Zardari denies Pak-US gunfire exchange

28 Sep, 2008

President Asif Ali Zardari has denied that American and Pakistani forces exchanged fire along the Pak-Afghan border this week, even as the chairman of the US Joint Chiefs of Staff acknowledged that the two sides engaged in a brief firefight.
Zardari told The Washinton Post in an interview the other day that Pakistani border forces shot warning flares Thursday at two US helicopters that he believes inadvertently crossed into Pakistani territory from Afghanistan. He said there was no gunfire exchanged between the two sides. "We fired flares at them," he said.
Zardari spoke at about the time that Admiral Michael Mullen, chairman, Joint Chiefs of Staff, told reporters in Washington that Pakistani forces fired on two US helicopters supporting a ground unit on Thursday and that American troops responded with small-arms fire.

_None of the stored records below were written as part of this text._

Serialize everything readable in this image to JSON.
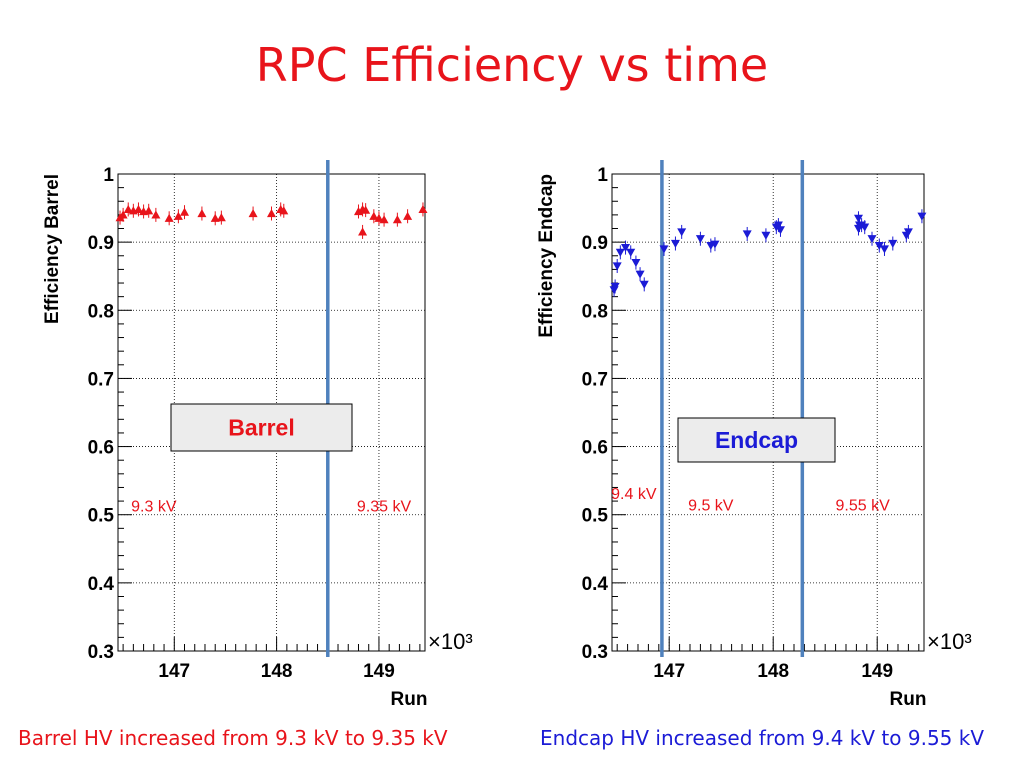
{
  "slide": {
    "title": "RPC Efficiency vs time",
    "caption_left": "Barrel HV increased from 9.3 kV to 9.35 kV",
    "caption_right": "Endcap HV increased from 9.4 kV to 9.55 kV"
  },
  "chart_data": [
    {
      "type": "scatter",
      "ylabel": "Efficiency Barrel",
      "xlabel": "Run",
      "x_multiplier": "×10³",
      "xlim": [
        146.45,
        149.45
      ],
      "ylim": [
        0.3,
        1.0
      ],
      "xticks": [
        147,
        148,
        149
      ],
      "yticks": [
        0.3,
        0.4,
        0.5,
        0.6,
        0.7,
        0.8,
        0.9,
        1
      ],
      "grid": true,
      "marker": "triangle-up",
      "color": "#e8141b",
      "legend_box": "Barrel",
      "legend_color": "#e8141b",
      "vlines": [
        148.5
      ],
      "annotations": [
        {
          "text": "9.3 kV",
          "x": 146.8,
          "y": 0.505
        },
        {
          "text": "9.35 kV",
          "x": 149.05,
          "y": 0.505
        }
      ],
      "points": [
        [
          146.47,
          0.936
        ],
        [
          146.5,
          0.94
        ],
        [
          146.55,
          0.948
        ],
        [
          146.6,
          0.946
        ],
        [
          146.65,
          0.948
        ],
        [
          146.7,
          0.945
        ],
        [
          146.75,
          0.946
        ],
        [
          146.82,
          0.94
        ],
        [
          146.95,
          0.935
        ],
        [
          147.04,
          0.938
        ],
        [
          147.1,
          0.944
        ],
        [
          147.27,
          0.942
        ],
        [
          147.4,
          0.935
        ],
        [
          147.46,
          0.936
        ],
        [
          147.77,
          0.942
        ],
        [
          147.95,
          0.942
        ],
        [
          148.04,
          0.948
        ],
        [
          148.07,
          0.946
        ],
        [
          148.8,
          0.945
        ],
        [
          148.84,
          0.948
        ],
        [
          148.87,
          0.947
        ],
        [
          148.84,
          0.915
        ],
        [
          148.95,
          0.938
        ],
        [
          149.0,
          0.935
        ],
        [
          149.05,
          0.933
        ],
        [
          149.18,
          0.933
        ],
        [
          149.28,
          0.938
        ],
        [
          149.43,
          0.948
        ]
      ]
    },
    {
      "type": "scatter",
      "ylabel": "Efficiency Endcap",
      "xlabel": "Run",
      "x_multiplier": "×10³",
      "xlim": [
        146.45,
        149.45
      ],
      "ylim": [
        0.3,
        1.0
      ],
      "xticks": [
        147,
        148,
        149
      ],
      "yticks": [
        0.3,
        0.4,
        0.5,
        0.6,
        0.7,
        0.8,
        0.9,
        1
      ],
      "grid": true,
      "marker": "triangle-down",
      "color": "#1b1bd6",
      "legend_box": "Endcap",
      "legend_color": "#1b1bd6",
      "vlines": [
        146.93,
        148.28
      ],
      "annotations": [
        {
          "text": "9.4 kV",
          "x": 146.66,
          "y": 0.523
        },
        {
          "text": "9.5 kV",
          "x": 147.4,
          "y": 0.506
        },
        {
          "text": "9.55 kV",
          "x": 148.86,
          "y": 0.506
        }
      ],
      "points": [
        [
          146.47,
          0.83
        ],
        [
          146.48,
          0.835
        ],
        [
          146.5,
          0.865
        ],
        [
          146.53,
          0.885
        ],
        [
          146.58,
          0.892
        ],
        [
          146.63,
          0.885
        ],
        [
          146.68,
          0.87
        ],
        [
          146.72,
          0.853
        ],
        [
          146.76,
          0.838
        ],
        [
          146.95,
          0.89
        ],
        [
          147.06,
          0.898
        ],
        [
          147.12,
          0.915
        ],
        [
          147.3,
          0.905
        ],
        [
          147.4,
          0.895
        ],
        [
          147.44,
          0.897
        ],
        [
          147.75,
          0.912
        ],
        [
          147.93,
          0.91
        ],
        [
          148.03,
          0.922
        ],
        [
          148.07,
          0.918
        ],
        [
          148.05,
          0.925
        ],
        [
          148.82,
          0.935
        ],
        [
          148.83,
          0.925
        ],
        [
          148.85,
          0.925
        ],
        [
          148.82,
          0.92
        ],
        [
          148.88,
          0.922
        ],
        [
          148.95,
          0.905
        ],
        [
          149.02,
          0.895
        ],
        [
          149.07,
          0.89
        ],
        [
          149.15,
          0.898
        ],
        [
          149.3,
          0.915
        ],
        [
          149.28,
          0.91
        ],
        [
          149.43,
          0.938
        ]
      ]
    }
  ]
}
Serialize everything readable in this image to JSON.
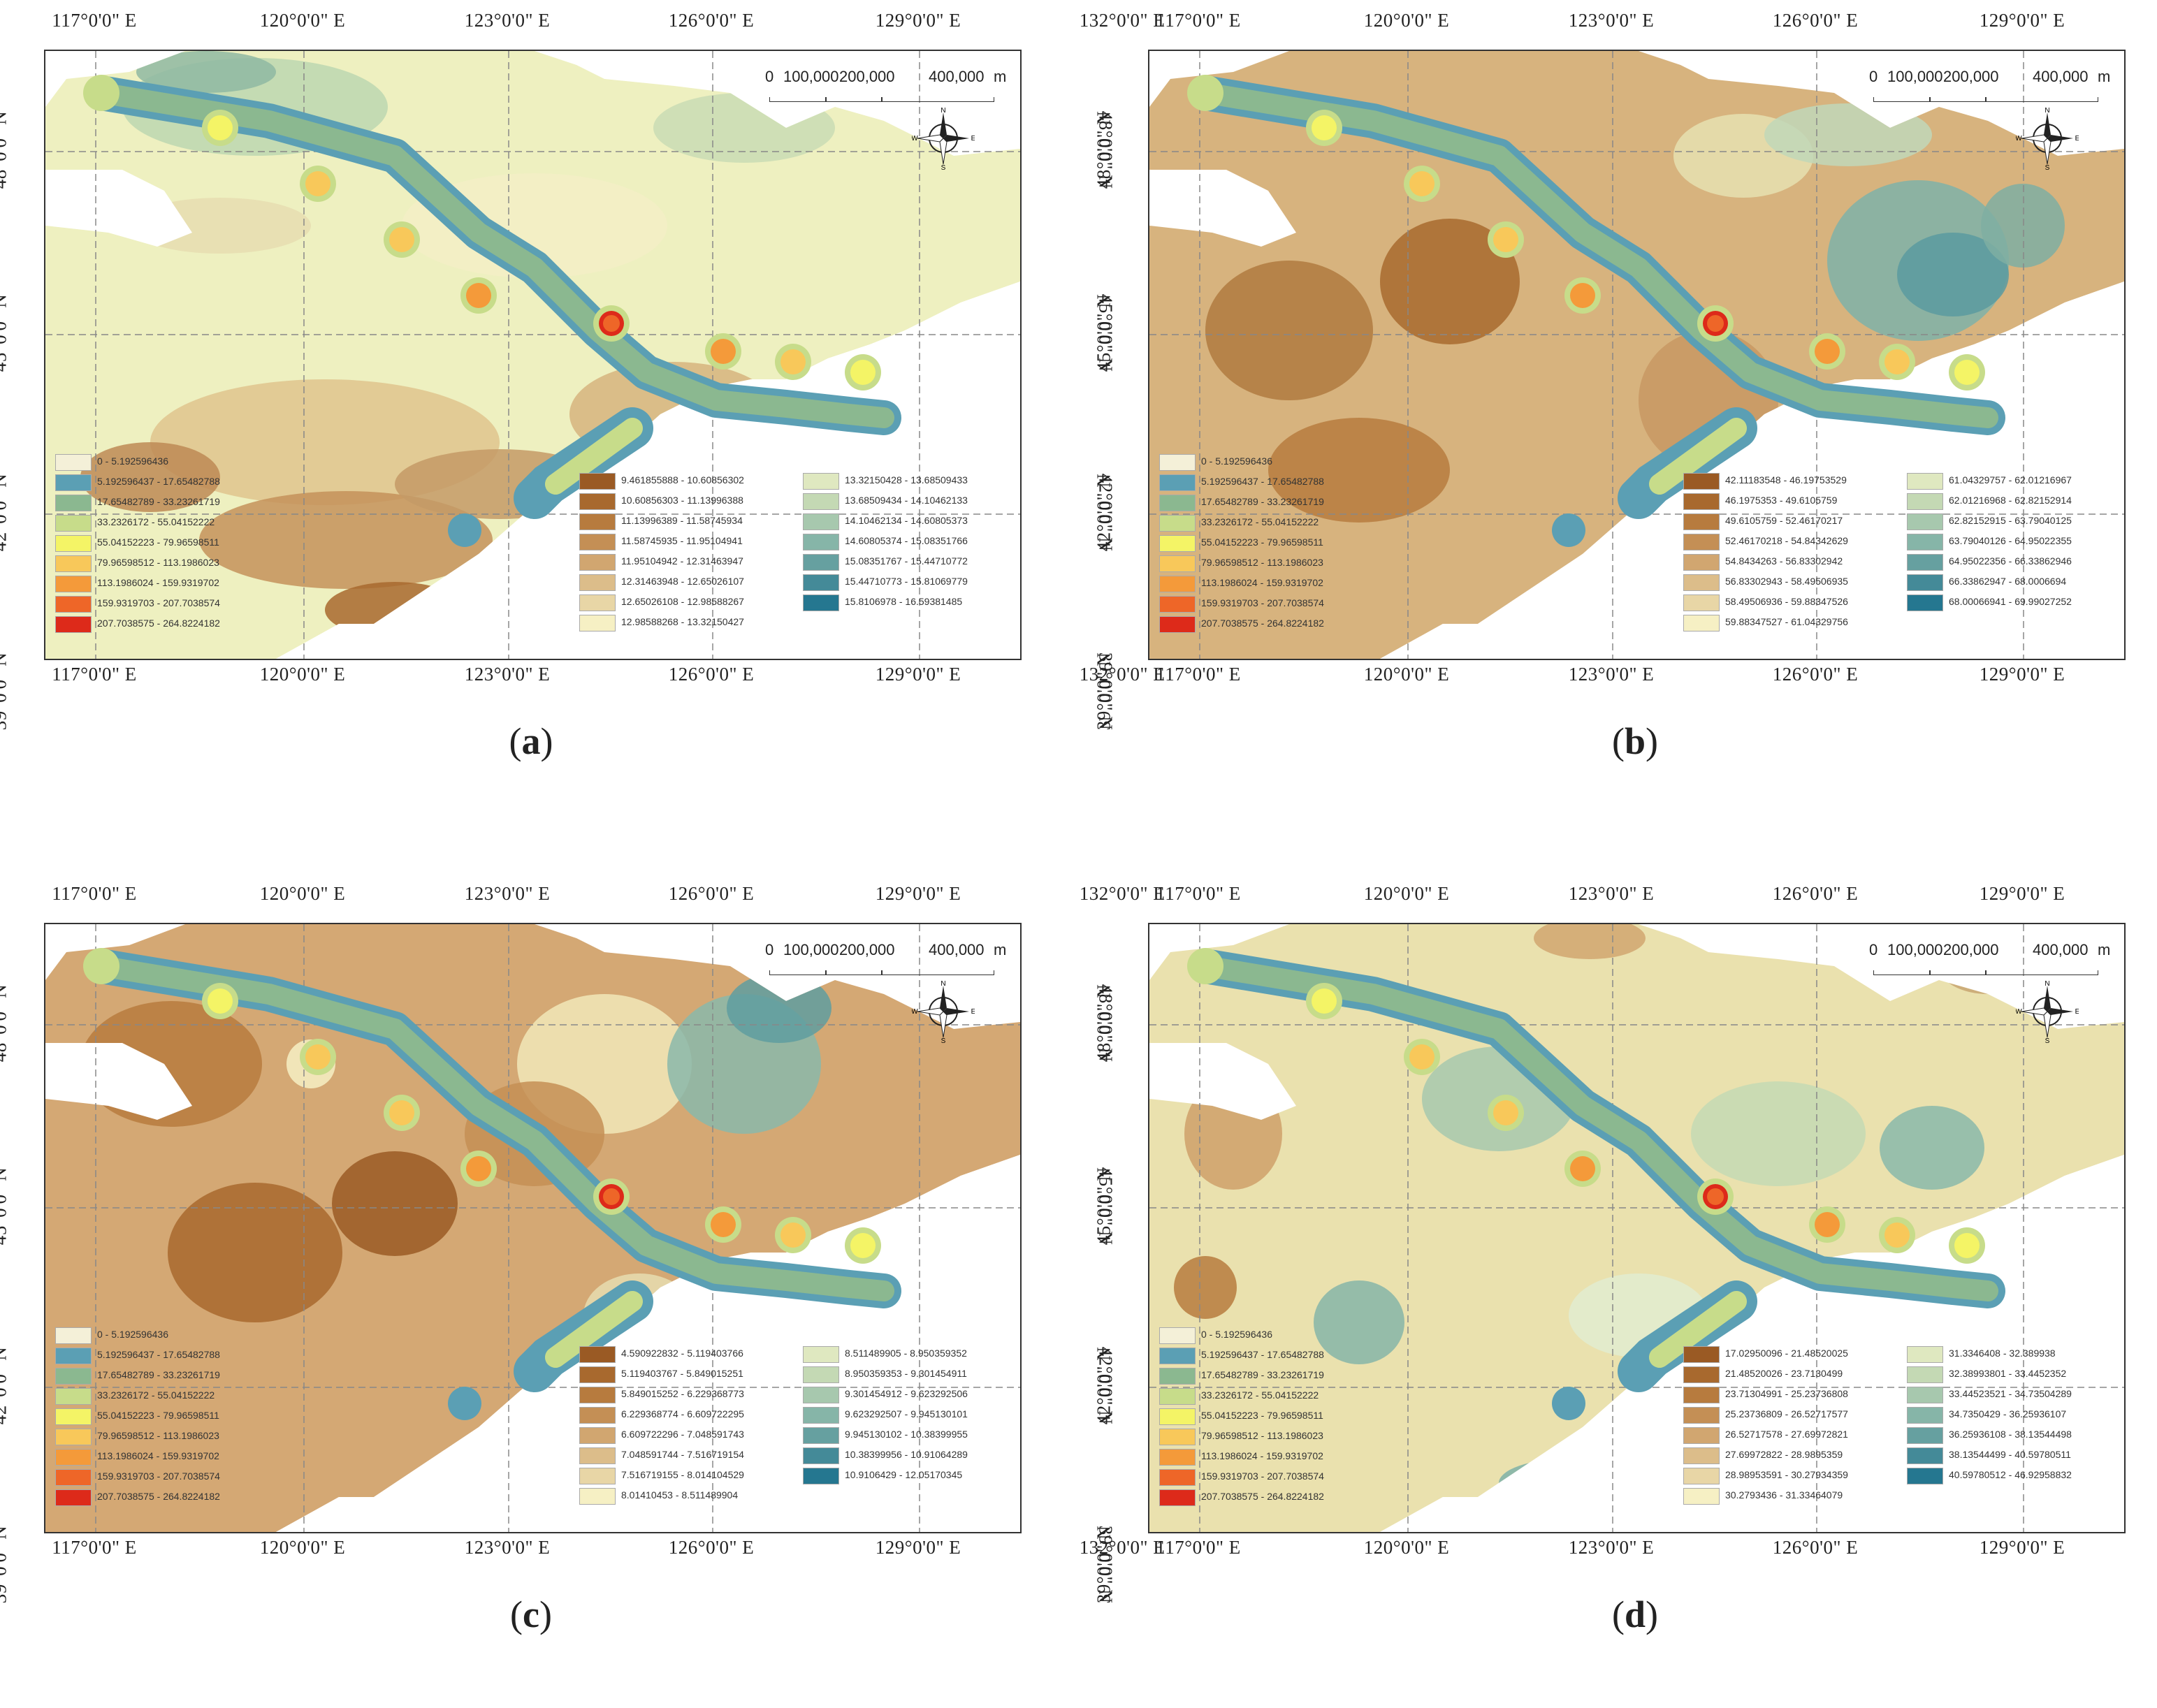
{
  "figure": {
    "ticks_top": [
      "117°0'0\" E",
      "120°0'0\" E",
      "123°0'0\" E",
      "126°0'0\" E",
      "129°0'0\" E",
      "132°0'0\" E"
    ],
    "ticks_bottom": [
      "117°0'0\" E",
      "120°0'0\" E",
      "123°0'0\" E",
      "126°0'0\" E",
      "129°0'0\" E",
      "132°0'0\" E"
    ],
    "ticks_side": [
      "48°0'0\" N",
      "45°0'0\" N",
      "42°0'0\" N",
      "39°0'0\" N"
    ],
    "scale_values": [
      "0",
      "100,000",
      "200,000",
      "400,000",
      "m"
    ],
    "compass": {
      "n": "N",
      "s": "S",
      "e": "E",
      "w": "W"
    }
  },
  "common_legend": [
    {
      "label": "0 - 5.192596436",
      "color": "#f4f0d8"
    },
    {
      "label": "5.192596437 - 17.65482788",
      "color": "#5b9fb4"
    },
    {
      "label": "17.65482789 - 33.23261719",
      "color": "#8bb890"
    },
    {
      "label": "33.2326172 - 55.04152222",
      "color": "#c7dc8a"
    },
    {
      "label": "55.04152223 - 79.96598511",
      "color": "#f4f466"
    },
    {
      "label": "79.96598512 - 113.1986023",
      "color": "#f8c85a"
    },
    {
      "label": "113.1986024 - 159.9319702",
      "color": "#f49a3a"
    },
    {
      "label": "159.9319703 - 207.7038574",
      "color": "#ee6628"
    },
    {
      "label": "207.7038575 - 264.8224182",
      "color": "#dd2a1a"
    }
  ],
  "panels": [
    {
      "label": "a",
      "range_legend": [
        "9.461855888 - 10.60856302",
        "10.60856303 - 11.13996388",
        "11.13996389 - 11.58745934",
        "11.58745935 - 11.95104941",
        "11.95104942 - 12.31463947",
        "12.31463948 - 12.65026107",
        "12.65026108 - 12.98588267",
        "12.98588268 - 13.32150427",
        "13.32150428 - 13.68509433",
        "13.68509434 - 14.10462133",
        "14.10462134 - 14.60805373",
        "14.60805374 - 15.08351766",
        "15.08351767 - 15.44710772",
        "15.44710773 - 15.81069779",
        "15.8106978 - 16.59381485"
      ]
    },
    {
      "label": "b",
      "range_legend": [
        "42.11183548 - 46.19753529",
        "46.1975353 - 49.6105759",
        "49.6105759 - 52.46170217",
        "52.46170218 - 54.84342629",
        "54.8434263 - 56.83302942",
        "56.83302943 - 58.49506935",
        "58.49506936 - 59.88347526",
        "59.88347527 - 61.04329756",
        "61.04329757 - 62.01216967",
        "62.01216968 - 62.82152914",
        "62.82152915 - 63.79040125",
        "63.79040126 - 64.95022355",
        "64.95022356 - 66.33862946",
        "66.33862947 - 68.0006694",
        "68.00066941 - 69.99027252"
      ]
    },
    {
      "label": "c",
      "range_legend": [
        "4.590922832 - 5.119403766",
        "5.119403767 - 5.849015251",
        "5.849015252 - 6.229368773",
        "6.229368774 - 6.609722295",
        "6.609722296 - 7.048591743",
        "7.048591744 - 7.516719154",
        "7.516719155 - 8.014104529",
        "8.01410453 - 8.511489904",
        "8.511489905 - 8.950359352",
        "8.950359353 - 9.301454911",
        "9.301454912 - 9.623292506",
        "9.623292507 - 9.945130101",
        "9.945130102 - 10.38399955",
        "10.38399956 - 10.91064289",
        "10.9106429 - 12.05170345"
      ]
    },
    {
      "label": "d",
      "range_legend": [
        "17.02950096 - 21.48520025",
        "21.48520026 - 23.7130499",
        "23.71304991 - 25.23736808",
        "25.23736809 - 26.52717577",
        "26.52717578 - 27.69972821",
        "27.69972822 - 28.9895359",
        "28.98953591 - 30.27934359",
        "30.2793436 - 31.33464079",
        "31.3346408 - 32.389938",
        "32.38993801 - 33.4452352",
        "33.44523521 - 34.73504289",
        "34.7350429 - 36.25936107",
        "36.25936108 - 38.13544498",
        "38.13544499 - 40.59780511",
        "40.59780512 - 46.92958832"
      ]
    }
  ],
  "range_colors": [
    "#9a5a24",
    "#a8692e",
    "#b77b3e",
    "#c48f55",
    "#d1a670",
    "#dcbd8a",
    "#e8d6a6",
    "#f6f0c4",
    "#dfe8c0",
    "#c4d9b4",
    "#a7c8ae",
    "#86b5a8",
    "#66a0a0",
    "#448a98",
    "#257790"
  ]
}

"There was a cross-border fire incident yesterday," Mullen said, corroborating reports from US and Nato military officials. He urged both sides not to "overreact to the hair-trigger tension we are all feeling. Now, more than ever, is a time for teamwork, for calm."
One day after blasting the United States for violating Pakistani territory in a speech before the UN General Assembly, Zardari had sought to defuse tensions between the two countries and present Pakistan to the American public as a reliable ally in the US-led fight against terrorism.
Zardari played down the significance of American incursions into Pakistan in recent weeks, referring to a September 3 operation that led Pakistan to accuse US commandos of killing 20 people in a South Waziristan village as a "one-off" incident. He praised President Bush's leadership in the fight against terrorism. "Obviously, the world is a safer place," he said. "It could have been worse."
At the same time, Zardari warned that "the axis of evil is growing." He cited last Saturday's massive bombing at the Marriott Hotel in Islamabad, which killed more than 50 people, and pressed the Bush administration to step up intelligence co-operation with Pakistan to help confront militants. "God has given us the opportunity to do the job," he said. "I think Pakistan has the right credentials and I have the right credentials and strength to face them. I've been through a tough life and that tough life has prepared me to become even tougher."
Pakistan's fledgling democratic government received a show of support on Friday at the United Nations from a coalition of countries - called the Friends of Pakistan and led by the United States, Britain and the United Arab Emirates - that pledged economic aid and political support to help the government in the struggle against terrorism.